Baru Dilantik, Kadis DPMD Langsung Tancap Gas, Siap Benahi Kinerja Desa yang Disorot Publik
- calendar_month 2 jam yang lalu
- comment 0 komentar
- print Cetak

sangajinews.com. Kuningan – Pelantikan Kepala Dinas Pemberdayaan Masyarakat dan Desa (DPMD) yang baru pada 30 April 2026 dengan langkah tegas dan visi besar. Kepala Dinas Pemberdayaan Masyarakat dan Desa (DPMD) Kabupaten Kuningan yang resmi menjabat, Rangga Apriatna, S.STP., M.A, menegaskan komitmennya untuk membawa perubahan nyata, khususnya dalam meningkatkan kualitas pemerintahan desa. Rabu, (6/5/2026)
“Alhamdulillah, ini amanah besar dari Pak Bupati, Ibu Wakil Bupati, dan Pak Sekda. Bagi saya, ini bukan hanya kehormatan, tapi juga tantangan untuk meningkatkan kinerja DPMD ke depan,” ujarnya.
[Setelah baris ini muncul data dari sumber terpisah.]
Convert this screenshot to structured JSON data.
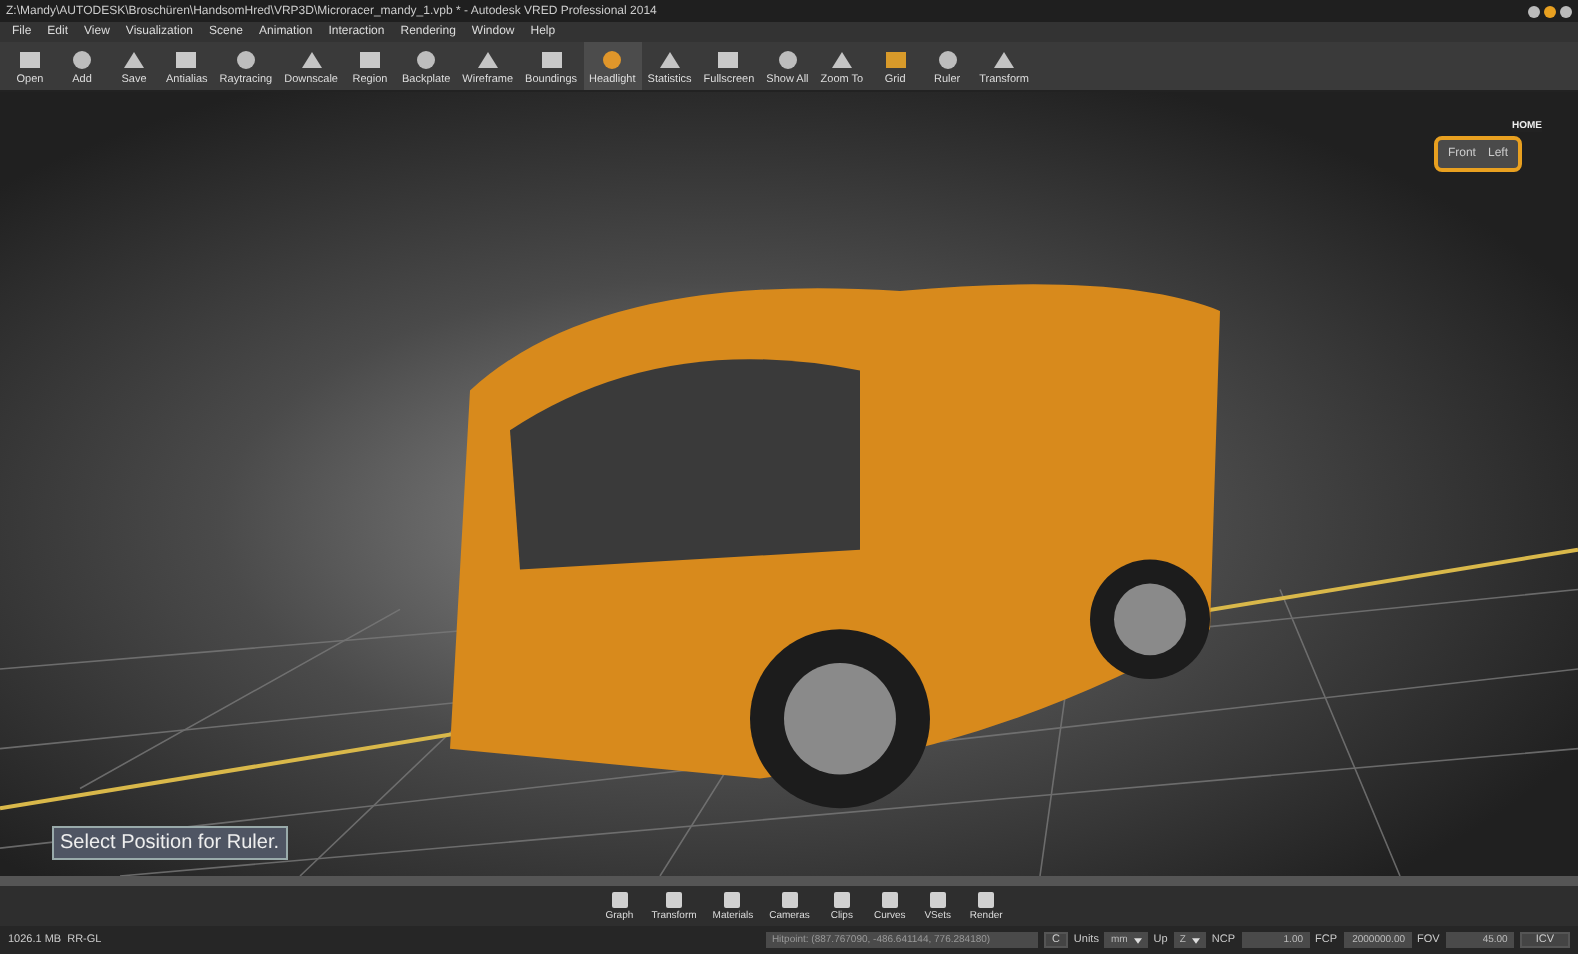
{
  "window": {
    "title": "Z:\\Mandy\\AUTODESK\\Broschüren\\HandsomHred\\VRP3D\\Microracer_mandy_1.vpb * - Autodesk VRED Professional 2014"
  },
  "menu": [
    "File",
    "Edit",
    "View",
    "Visualization",
    "Scene",
    "Animation",
    "Interaction",
    "Rendering",
    "Window",
    "Help"
  ],
  "toolbar": [
    {
      "label": "Open",
      "selected": false
    },
    {
      "label": "Add",
      "selected": false
    },
    {
      "label": "Save",
      "selected": false
    },
    {
      "label": "Antialias",
      "selected": false
    },
    {
      "label": "Raytracing",
      "selected": false
    },
    {
      "label": "Downscale",
      "selected": false
    },
    {
      "label": "Region",
      "selected": false
    },
    {
      "label": "Backplate",
      "selected": false
    },
    {
      "label": "Wireframe",
      "selected": false
    },
    {
      "label": "Boundings",
      "selected": false
    },
    {
      "label": "Headlight",
      "selected": true
    },
    {
      "label": "Statistics",
      "selected": false
    },
    {
      "label": "Fullscreen",
      "selected": false
    },
    {
      "label": "Show All",
      "selected": false
    },
    {
      "label": "Zoom To",
      "selected": false
    },
    {
      "label": "Grid",
      "selected": false
    },
    {
      "label": "Ruler",
      "selected": false
    },
    {
      "label": "Transform",
      "selected": false
    }
  ],
  "viewport": {
    "hint": "Select Position for Ruler.",
    "nav_cube": {
      "home": "HOME",
      "faces": [
        "Front",
        "Left"
      ]
    }
  },
  "dock": [
    "Graph",
    "Transform",
    "Materials",
    "Cameras",
    "Clips",
    "Curves",
    "VSets",
    "Render"
  ],
  "status_bar": {
    "memory": "1026.1 MB",
    "renderer": "RR-GL",
    "hitpoint": "Hitpoint: (887.767090, -486.641144, 776.284180)",
    "c_button": "C",
    "units_label": "Units",
    "units": "mm",
    "up_label": "Up",
    "up": "Z",
    "ncp_label": "NCP",
    "ncp": "1.00",
    "fcp_label": "FCP",
    "fcp": "2000000.00",
    "fov_label": "FOV",
    "fov": "45.00",
    "icv_button": "ICV"
  }
}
Tak ingin berlama-lama, ia langsung membeberkan langkah awal yang akan dilakukan, konsolidasi besar-besaran, baik internal maupun eksternal. Fokus utamanya membangun hubungan yang lebih solid antara pemerintah kabupaten dan pemerintah desa.
“Kami di DPMD harus jadi jembatan. Hubungan ini harus diperkuat supaya program berjalan selaras,” tegasnya.
Sorotan tajam juga datang dari data survei terbaru yang menunjukkan tingkat kepuasan masyarakat terhadap pemerintahan desa masih rendah. Angkanya bahkan mencapai 51,33% warga menyatakan tidak puas.
Alih-alih defensif, Kadis justru menjadikan data ini sebagai bahan evaluasi terbuka.
“Ini bukan untuk menyalahkan, tapi jadi cambuk. Jangan tersinggung, justru ini momentum untuk kita berbenah bersama,” katanya lugas.
Ia juga mengakui bahwa dinamika di tingkat desa sangat kompleks, mulai dari tekanan hukum, tuntutan digitalisasi, hingga berbagai program strategis seperti penanganan kemiskinan, stunting, hingga program nasional lainnya.
Namun menurutnya, kunci utama bukan sekadar program, melainkan kualitas sumber daya manusia.
“Program bagus itu penting, tapi kalau SDM kepala desa dan perangkatnya tidak siap, ya tetap akan tersendat,” jelasnya.
Ia menekankan pentingnya pembinaan mental, etika, dan profesionalisme aparatur desa sebagai fondasi utama perubahan.
“Ayeuna, lamun program bagus tapi mental dan etika tidak dipupuk dari sekarang, hasilnya tidak akan maksimal,” tutupnya. (Wr).